LINCOLN, Neb. (AP) — Nebraska lawmakers began a second round of debate Thursday on a bill that would ban abortion once cardiac activity can be detected in an embryo, which generally occurs around the sixth week of pregnancy and before most women know they are pregnant.
Supporters advanced the so-called heartbeat bill from the first round of debate earlier this month with only a one-vote margin to break a filibuster. The bill must survive Thursday’s debate and a final round to pass. But the effort in the Republican-controlled state remains in question.
An amendment introduced Thursday by a Republican co-signer to the bill, Sen. Merv Riepe of Ralston, would extend the proposed ban to 12 weeks and add to the bill's list of exceptions any fetal anomalies deemed incompatible with life.
The bill includes exceptions for cases of rape, incest and medical emergencies that threaten the life of the mother, making specific exceptions for ectopic pregnancies, IVF procedures, and allowing for the removal of a fetus that has died in the womb. It also does not ascribe criminal penalties to either women who receive or doctors who perform abortions.
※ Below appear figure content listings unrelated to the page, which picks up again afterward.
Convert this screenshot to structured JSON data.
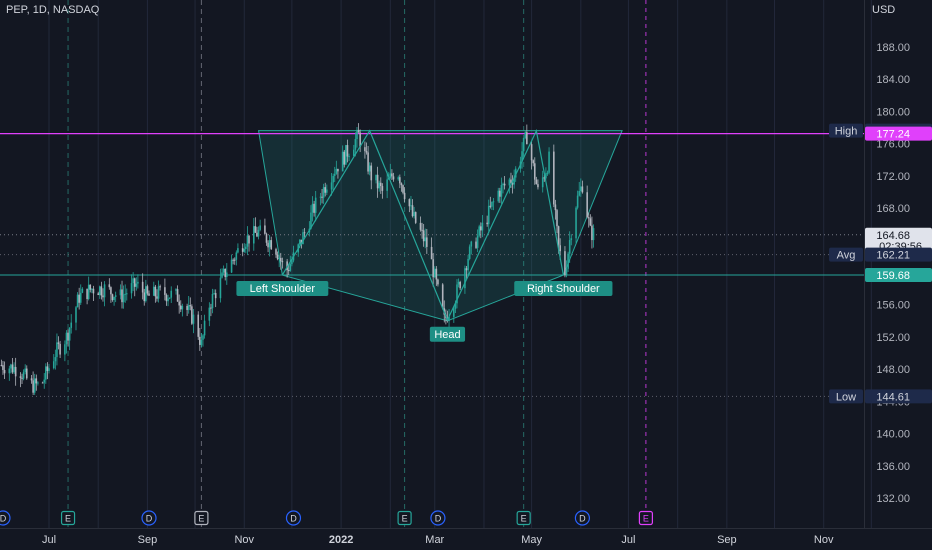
{
  "header": {
    "symbol_line": "PEP, 1D, NASDAQ",
    "currency": "USD"
  },
  "colors": {
    "background": "#131722",
    "up": "#26a69a",
    "down": "#b2b5be",
    "magenta": "#e040fb",
    "green_line": "#26a69a",
    "label_bg": "#1e2a4a"
  },
  "chart_data": {
    "type": "candlestick",
    "title": "",
    "y_axis": {
      "min": 129,
      "max": 194,
      "ticks": [
        "188.00",
        "184.00",
        "180.00",
        "176.00",
        "172.00",
        "168.00",
        "164.00",
        "160.00",
        "156.00",
        "152.00",
        "148.00",
        "144.00",
        "140.00",
        "136.00",
        "132.00"
      ]
    },
    "x_axis": {
      "ticks": [
        "Jul",
        "Sep",
        "Nov",
        "2022",
        "Mar",
        "May",
        "Jul",
        "Sep",
        "Nov"
      ]
    },
    "price_path": [
      {
        "date": "2021-06-01",
        "value": 148.5
      },
      {
        "date": "2021-06-12",
        "value": 148
      },
      {
        "date": "2021-06-20",
        "value": 146
      },
      {
        "date": "2021-06-26",
        "value": 146
      },
      {
        "date": "2021-07-05",
        "value": 150
      },
      {
        "date": "2021-07-12",
        "value": 152
      },
      {
        "date": "2021-07-20",
        "value": 157
      },
      {
        "date": "2021-07-28",
        "value": 158
      },
      {
        "date": "2021-08-05",
        "value": 158
      },
      {
        "date": "2021-08-15",
        "value": 157
      },
      {
        "date": "2021-08-25",
        "value": 158.5
      },
      {
        "date": "2021-09-01",
        "value": 157
      },
      {
        "date": "2021-09-10",
        "value": 157.5
      },
      {
        "date": "2021-09-20",
        "value": 157
      },
      {
        "date": "2021-10-01",
        "value": 154
      },
      {
        "date": "2021-10-05",
        "value": 151
      },
      {
        "date": "2021-10-10",
        "value": 156
      },
      {
        "date": "2021-10-20",
        "value": 160
      },
      {
        "date": "2021-11-01",
        "value": 164
      },
      {
        "date": "2021-11-10",
        "value": 165
      },
      {
        "date": "2021-11-20",
        "value": 163.5
      },
      {
        "date": "2021-11-27",
        "value": 160
      },
      {
        "date": "2021-12-05",
        "value": 163
      },
      {
        "date": "2021-12-15",
        "value": 168
      },
      {
        "date": "2021-12-25",
        "value": 172
      },
      {
        "date": "2022-01-05",
        "value": 175
      },
      {
        "date": "2022-01-12",
        "value": 177
      },
      {
        "date": "2022-01-20",
        "value": 172
      },
      {
        "date": "2022-01-27",
        "value": 170
      },
      {
        "date": "2022-02-05",
        "value": 173
      },
      {
        "date": "2022-02-15",
        "value": 167
      },
      {
        "date": "2022-02-25",
        "value": 163
      },
      {
        "date": "2022-03-07",
        "value": 154
      },
      {
        "date": "2022-03-14",
        "value": 157
      },
      {
        "date": "2022-03-22",
        "value": 162
      },
      {
        "date": "2022-04-01",
        "value": 166
      },
      {
        "date": "2022-04-10",
        "value": 170
      },
      {
        "date": "2022-04-20",
        "value": 172
      },
      {
        "date": "2022-04-28",
        "value": 177
      },
      {
        "date": "2022-05-05",
        "value": 170
      },
      {
        "date": "2022-05-12",
        "value": 174
      },
      {
        "date": "2022-05-18",
        "value": 163
      },
      {
        "date": "2022-05-22",
        "value": 160
      },
      {
        "date": "2022-05-28",
        "value": 168
      },
      {
        "date": "2022-06-02",
        "value": 171
      },
      {
        "date": "2022-06-07",
        "value": 165
      },
      {
        "date": "2022-06-10",
        "value": 164.7
      }
    ],
    "pattern": {
      "fill_polygon": [
        {
          "date": "2021-11-10",
          "value": 177.62
        },
        {
          "date": "2022-06-27",
          "value": 177.62
        },
        {
          "date": "2022-05-21",
          "value": 159.68
        },
        {
          "date": "2022-03-09",
          "value": 154
        },
        {
          "date": "2021-11-25",
          "value": 159.68
        }
      ],
      "zigzag": [
        {
          "date": "2021-11-25",
          "value": 159.7
        },
        {
          "date": "2022-01-19",
          "value": 177.6
        },
        {
          "date": "2022-03-09",
          "value": 154.1
        },
        {
          "date": "2022-05-04",
          "value": 177.6
        },
        {
          "date": "2022-05-21",
          "value": 159.7
        }
      ],
      "labels": [
        {
          "text": "Left Shoulder",
          "date": "2021-11-25",
          "value": 159.68
        },
        {
          "text": "Head",
          "date": "2022-03-09",
          "value": 154
        },
        {
          "text": "Right Shoulder",
          "date": "2022-05-21",
          "value": 159.68
        }
      ]
    },
    "lines": {
      "high": 177.62,
      "high_text": "177.62",
      "high_label": "High",
      "magenta": 177.24,
      "magenta_text": "177.24",
      "neckline": 159.68,
      "neckline_text": "159.68",
      "current": 164.68,
      "current_text": "164.68",
      "countdown": "02:39:56",
      "avg": 162.21,
      "avg_text": "162.21",
      "avg_label": "Avg",
      "low": 144.61,
      "low_text": "144.61",
      "low_label": "Low"
    },
    "event_markers": [
      {
        "date": "2021-06-02",
        "letter": "D",
        "kind": "dividend"
      },
      {
        "date": "2021-07-13",
        "letter": "E",
        "kind": "earnings"
      },
      {
        "date": "2021-09-02",
        "letter": "D",
        "kind": "dividend"
      },
      {
        "date": "2021-10-05",
        "letter": "E",
        "kind": "earnings-selected"
      },
      {
        "date": "2021-12-02",
        "letter": "D",
        "kind": "dividend"
      },
      {
        "date": "2022-02-10",
        "letter": "E",
        "kind": "earnings"
      },
      {
        "date": "2022-03-03",
        "letter": "D",
        "kind": "dividend"
      },
      {
        "date": "2022-04-26",
        "letter": "E",
        "kind": "earnings"
      },
      {
        "date": "2022-06-02",
        "letter": "D",
        "kind": "dividend"
      },
      {
        "date": "2022-07-12",
        "letter": "E",
        "kind": "earnings-upcoming"
      }
    ],
    "event_vlines": [
      {
        "date": "2021-07-13",
        "style": "earnings"
      },
      {
        "date": "2021-10-05",
        "style": "earnings"
      },
      {
        "date": "2022-02-10",
        "style": "earnings"
      },
      {
        "date": "2022-04-26",
        "style": "earnings"
      },
      {
        "date": "2022-07-12",
        "style": "upcoming"
      }
    ]
  }
}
Instead, it would subject doctors who perform abortions in violation of the measure to professional discipline, which could include losing their medical licenses.
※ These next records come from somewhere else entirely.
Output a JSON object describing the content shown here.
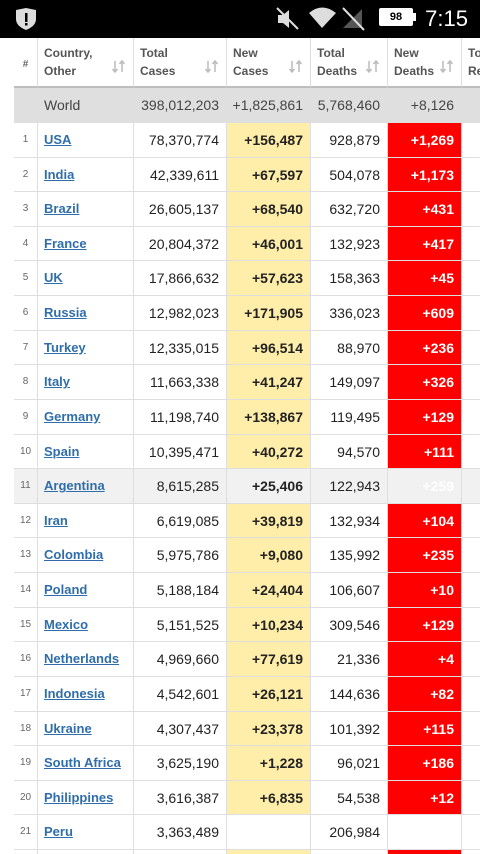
{
  "status_bar": {
    "battery": "98",
    "time": "7:15"
  },
  "table": {
    "headers": [
      "#",
      "Country, Other",
      "Total Cases",
      "New Cases",
      "Total Deaths",
      "New Deaths",
      "Total Recovered"
    ],
    "world": [
      "World",
      "398,012,203",
      "+1,825,861",
      "5,768,460",
      "+8,126"
    ],
    "rows": [
      [
        "1",
        "USA",
        "78,370,774",
        "+156,487",
        "928,879",
        "+1,269"
      ],
      [
        "2",
        "India",
        "42,339,611",
        "+67,597",
        "504,078",
        "+1,173"
      ],
      [
        "3",
        "Brazil",
        "26,605,137",
        "+68,540",
        "632,720",
        "+431"
      ],
      [
        "4",
        "France",
        "20,804,372",
        "+46,001",
        "132,923",
        "+417"
      ],
      [
        "5",
        "UK",
        "17,866,632",
        "+57,623",
        "158,363",
        "+45"
      ],
      [
        "6",
        "Russia",
        "12,982,023",
        "+171,905",
        "336,023",
        "+609"
      ],
      [
        "7",
        "Turkey",
        "12,335,015",
        "+96,514",
        "88,970",
        "+236"
      ],
      [
        "8",
        "Italy",
        "11,663,338",
        "+41,247",
        "149,097",
        "+326"
      ],
      [
        "9",
        "Germany",
        "11,198,740",
        "+138,867",
        "119,495",
        "+129"
      ],
      [
        "10",
        "Spain",
        "10,395,471",
        "+40,272",
        "94,570",
        "+111"
      ],
      [
        "11",
        "Argentina",
        "8,615,285",
        "+25,406",
        "122,943",
        "+259"
      ],
      [
        "12",
        "Iran",
        "6,619,085",
        "+39,819",
        "132,934",
        "+104"
      ],
      [
        "13",
        "Colombia",
        "5,975,786",
        "+9,080",
        "135,992",
        "+235"
      ],
      [
        "14",
        "Poland",
        "5,188,184",
        "+24,404",
        "106,607",
        "+10"
      ],
      [
        "15",
        "Mexico",
        "5,151,525",
        "+10,234",
        "309,546",
        "+129"
      ],
      [
        "16",
        "Netherlands",
        "4,969,660",
        "+77,619",
        "21,336",
        "+4"
      ],
      [
        "17",
        "Indonesia",
        "4,542,601",
        "+26,121",
        "144,636",
        "+82"
      ],
      [
        "18",
        "Ukraine",
        "4,307,437",
        "+23,378",
        "101,392",
        "+115"
      ],
      [
        "19",
        "South Africa",
        "3,625,190",
        "+1,228",
        "96,021",
        "+186"
      ],
      [
        "20",
        "Philippines",
        "3,616,387",
        "+6,835",
        "54,538",
        "+12"
      ],
      [
        "21",
        "Peru",
        "3,363,489",
        null,
        "206,984",
        null
      ]
    ]
  }
}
Opponents of the bill were reluctant to take a stand on the amendment, focusing instead on concerns that the bill's language is ambiguous and could make medical professionals subject to criminal penalties — in particular a 1977 state law that makes abortion performed outside of accepted medical procedures a felony.
“Doctors are not going to have an adequate opportunity to know what's going on with this law,” Sen. John Cavanaugh said Thursday.
The bill's author, Thurston Sen. Joni Albrecht rejected that argument, saying the bill is the “friendliest” abortion ban to the medical community in the country. But she rejected a compromise bill introduced by Omaha Sen. Jen Day that would explicitly exempt women and medical professionals from criminal penalties associated with an abortion.
“This is simply not necessary,” Albrecht said. She also rejected Riepe's amendment, objecting to giving pregnant people 12 weeks to get an abortion because her 6-week proposal “was a big compromise” from the total abortion ban — which had no exceptions for rape or incest — she introduced and failed to get passed last year.
“This bill is about one thing,” she said. “It's protecting babies with beating hearts from elective abortion.”
The amendment and reports of support for it by some lawmakers who voted for the bill earlier this month could signal that a ban set very early in pregnancy may face pushback even from those who want further abortion restrictions.
Nebraska has the only single-chamber, officially nonpartisan legislature in the United States. But each of its 49 lawmakers identifies as Republican or Democrat and tends to propose and vote for legislation along party lines. Republicans hold 32 seats, while Democrats hold 17 seats. Although bills can advance with a simple majority, it takes a supermajority — 33 votes — to end debate to overcome a filibuster. So a single lawmaker breaking from the party line could decide whether a bill advances or dies for the year.
The close divide played heavily in the defeat last year of Albrecht's so-called trigger bill that would have automatically banned nearly all abortions in the state as soon as the U.S. Supreme Court overturned Roe v. Wade, which had guaranteed the right to abortion nationwide for nearly five decades. That bill fell two votes short.
In the vote to advance the abortion bill earlier this year, Sen. Mike McDonnell, a Democrat, voted with Republicans. His reason, he said, is that he is a devout Roman Catholic who has always campaigned as an anti-abortion candidate.
Nebraska Gov. Jim Pillen, a Republican, has been a vocal proponent of the bill and has said he will sign it if it passes.